Home  /  House Rules

House Rules

The personal, codified rules that govern every trade at Trade2Swing. Each rule is born from a specific experience — a trade that hurt, a lesson that could not be forgotten. Rules here are terse for reference; the Model Book entries linked from each rule tell the story of how the rule came to be.

How this works

Rules born from real experience

A rule earns a place here only after the market has made the case for it — usually in the form of a specific trade that went wrong for a specific reason. Every rule below has an origin case in the Model Book. The story teaches; the spec references. Both matter. Neither works alone.

RULE 01

Fault-Line Protocol

Codified 2026-07-03  ·  Origin: AMKR, entered 2026-06-12 small-base breakout  ·  Scope: every lot, no exceptions
Scope

Applies to every lot — position trading or swing trading, no exceptions. Each lot runs the protocol independently under the Lot-Independence Rule: no blended cost basis, no P&L netting across lots. B1 (pilot), B2 (first follow-on), B3 (second follow-on) are each independent sell-rule subjects.

Phase 1 — Defensive

The fault line: a hard broker stop, at entry

The moment any lot is opened, a working GTC stop-loss order is placed at the broker. This is the first action after the fill — before news is checked, before any other position is looked at.

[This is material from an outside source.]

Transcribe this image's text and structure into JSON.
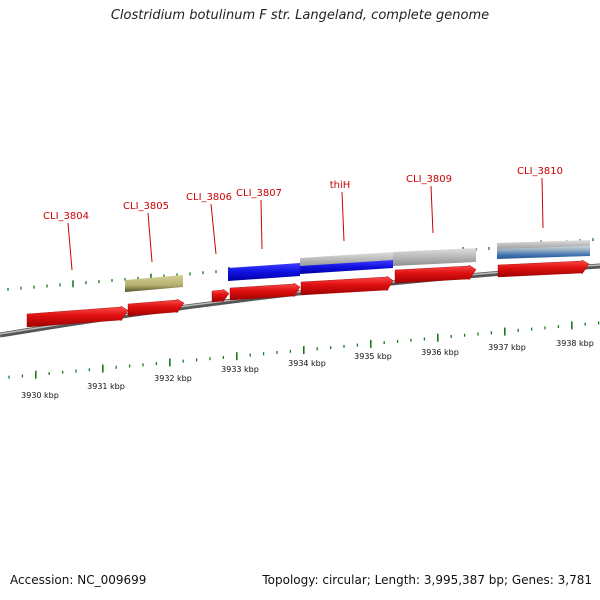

Trade typeInitial hard stop
Swing−2.5% or low of entry day (whichever fits the setup)
Position−5%
Tiny position (worst case only)−10%

Non-negotiable. The stop must be a working broker order (GTC). Never a mental level. A lot in state OPEN with no working stop = rule violation — flagged immediately, even if the trade is profitable.

Absolute override. Any normal-size lot at more than 8% loss with no exit = emergency exit, no questions asked (SR#99 — the INSANE rule).

Phase 2 — Offensive

The ratchet: never turn profit into loss

As soon as the lot shows a profit, ratchet the stop up only, never down.

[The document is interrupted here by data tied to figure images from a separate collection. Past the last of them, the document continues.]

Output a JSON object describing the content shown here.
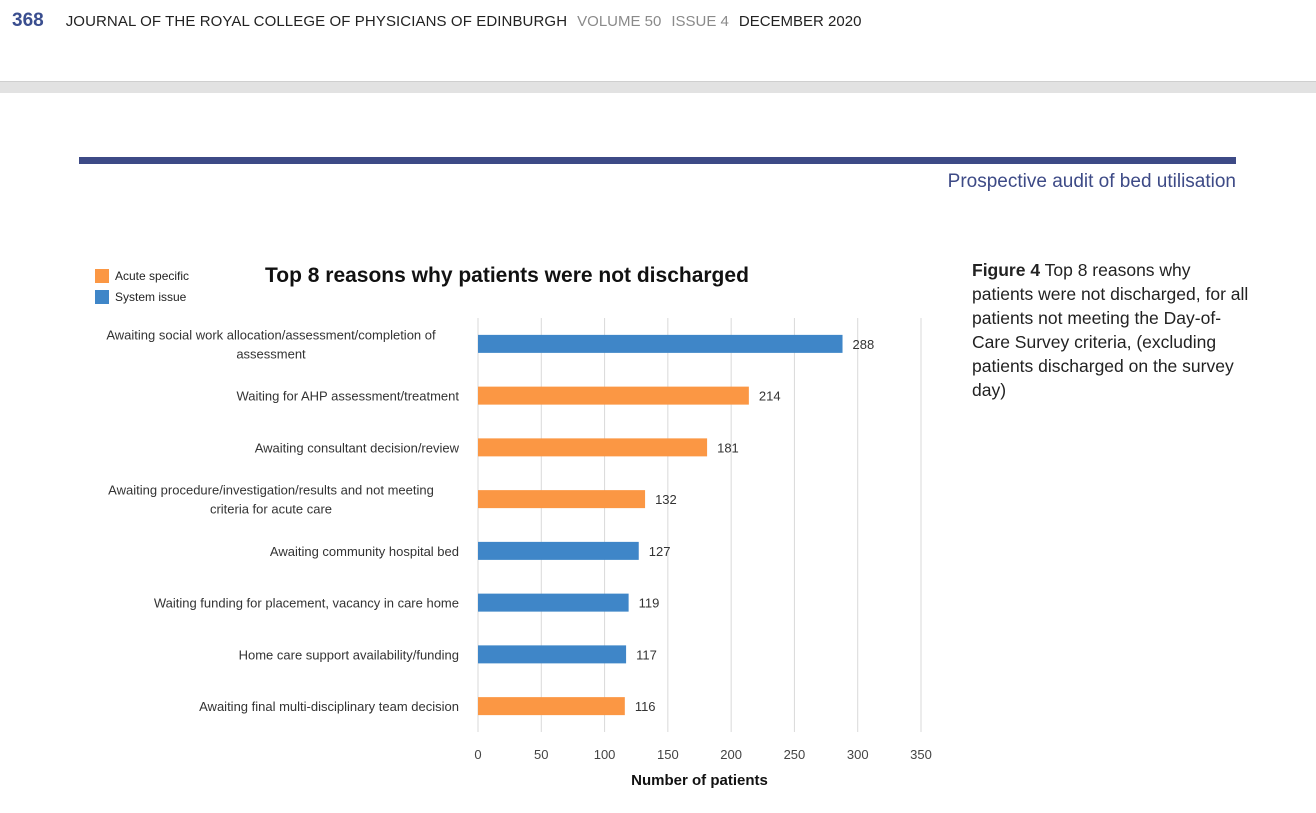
{
  "header": {
    "page_number": "368",
    "journal_title": "JOURNAL OF THE ROYAL COLLEGE OF PHYSICIANS OF EDINBURGH",
    "volume": "VOLUME 50",
    "issue": "ISSUE 4",
    "date": "DECEMBER 2020"
  },
  "section_title": "Prospective audit of bed utilisation",
  "caption": {
    "label": "Figure 4",
    "text": "Top 8 reasons why patients were not discharged, for all patients not meeting the Day-of-Care Survey criteria, (excluding patients discharged on the survey day)"
  },
  "colors": {
    "acute_specific": "#fb9744",
    "system_issue": "#3f86c8",
    "rule": "#3d4a86"
  },
  "chart_data": {
    "type": "bar",
    "orientation": "horizontal",
    "title": "Top 8 reasons why patients were not discharged",
    "xlabel": "Number of patients",
    "ylabel": "",
    "xlim": [
      0,
      350
    ],
    "xticks": [
      0,
      50,
      100,
      150,
      200,
      250,
      300,
      350
    ],
    "grid": true,
    "legend_position": "top-left",
    "legend": [
      {
        "name": "Acute specific",
        "color": "#fb9744"
      },
      {
        "name": "System issue",
        "color": "#3f86c8"
      }
    ],
    "categories": [
      [
        "Awaiting social work allocation/assessment/completion of",
        "assessment"
      ],
      [
        "Waiting for AHP assessment/treatment"
      ],
      [
        "Awaiting consultant decision/review"
      ],
      [
        "Awaiting procedure/investigation/results and not meeting",
        "criteria for acute care"
      ],
      [
        "Awaiting community hospital bed"
      ],
      [
        "Waiting funding for placement, vacancy in care home"
      ],
      [
        "Home care support availability/funding"
      ],
      [
        "Awaiting final multi-disciplinary team decision"
      ]
    ],
    "values": [
      288,
      214,
      181,
      132,
      127,
      119,
      117,
      116
    ],
    "groups": [
      "System issue",
      "Acute specific",
      "Acute specific",
      "Acute specific",
      "System issue",
      "System issue",
      "System issue",
      "Acute specific"
    ]
  }
}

  1. First move: to breakeven.
  2. Then move: to ~+2% above buy price.

Ratchet rule. Stop orders may only move up. Any downward stop modification is a discipline violation and gets logged. There is no scenario where a stop legally moves lower on a live lot.

Offensive sell ladder

How profits are locked in

Percentages are of the original lot size, not the current holding. TML CORE B1 lots are exempt from this ladder — see below.

TriggerAction
+20% profitSell 25%
Daily close below 8-day MASell 25%
Daily close below 21-day MASell 50%
Price falls to ~+2% above buy (catch-all floor)Sell all remaining

The +2% floor is the guarantee. If partial sells were loose or the triggers didn't sum to 100%, whatever remains is sold at the floor. A round trip must be structurally impossible, not just discouraged.

Exemption

TML CORE B1 — the one narrow exception

Only a TML CORE B1 (pilot) lot on a qualified True Market Leader is exempt from the offensive ladder. It is held long per TML core-hold rules, trailed at the rising 10-week MA.

  • The exemption never waives the Phase 1 entry stop. Every lot — including a TML B1 core — has a hard stop order at the broker from the moment it opens.
  • B2 and B3 add-ons on a TML follow the full offensive ladder. Only the pilot core is held.
  • Swing lots on a TML also follow the full ladder. TML status alone does not confer exemption.
Enforcement

How this stays true week over week

  • On lot open: no lot state advances past OPEN until a stop order is confirmed at the broker.
  • On unrealized gain > 0: stop ratchet suggestion fires (breakeven, then +2%).
  • Ladder triggers alert per lot: +20% price alert, 8-day MA and 21-day MA daily-close cross alerts.
  • Floor enforcement: any profitable-then-fading lot approaching breakeven+2% with shares still held triggers a floor alert.
  • Downward stop modification: rejected/flagged at the moment attempted.
  • Violation log tracks two discipline incidents: "open without stop" and "profit turned to loss."
Origin story. This rule was born from the AMKR trade of June 2026 — a clean small-base breakout that ran +50% and round-tripped in a semiconductor exhaustion while attention was elsewhere. The full case study, the annotated chart, and the rule applied dollar-by-dollar to that specific trade are in the Model Book:

→ AMKR round-trip: when the stop is a thought, not an order
The library grows

What lands here next

Every codified rule earns its place through a specific incident, not from theory. The next rules in the queue — sizing rules, add-on rules, TML qualification criteria, sell-signal precedence — will land here as they're codified, each with its own origin case in the Model Book.

Personal rules, not financial advice. These are the specific rules the author of Trade2Swing follows in his own trading. They are shared for study and transparency. They are not investment advice, not a recommendation for any reader to adopt them verbatim, and not a guarantee of any result. Read them, learn from them, adapt them to your own risk framework — and always do your own due diligence.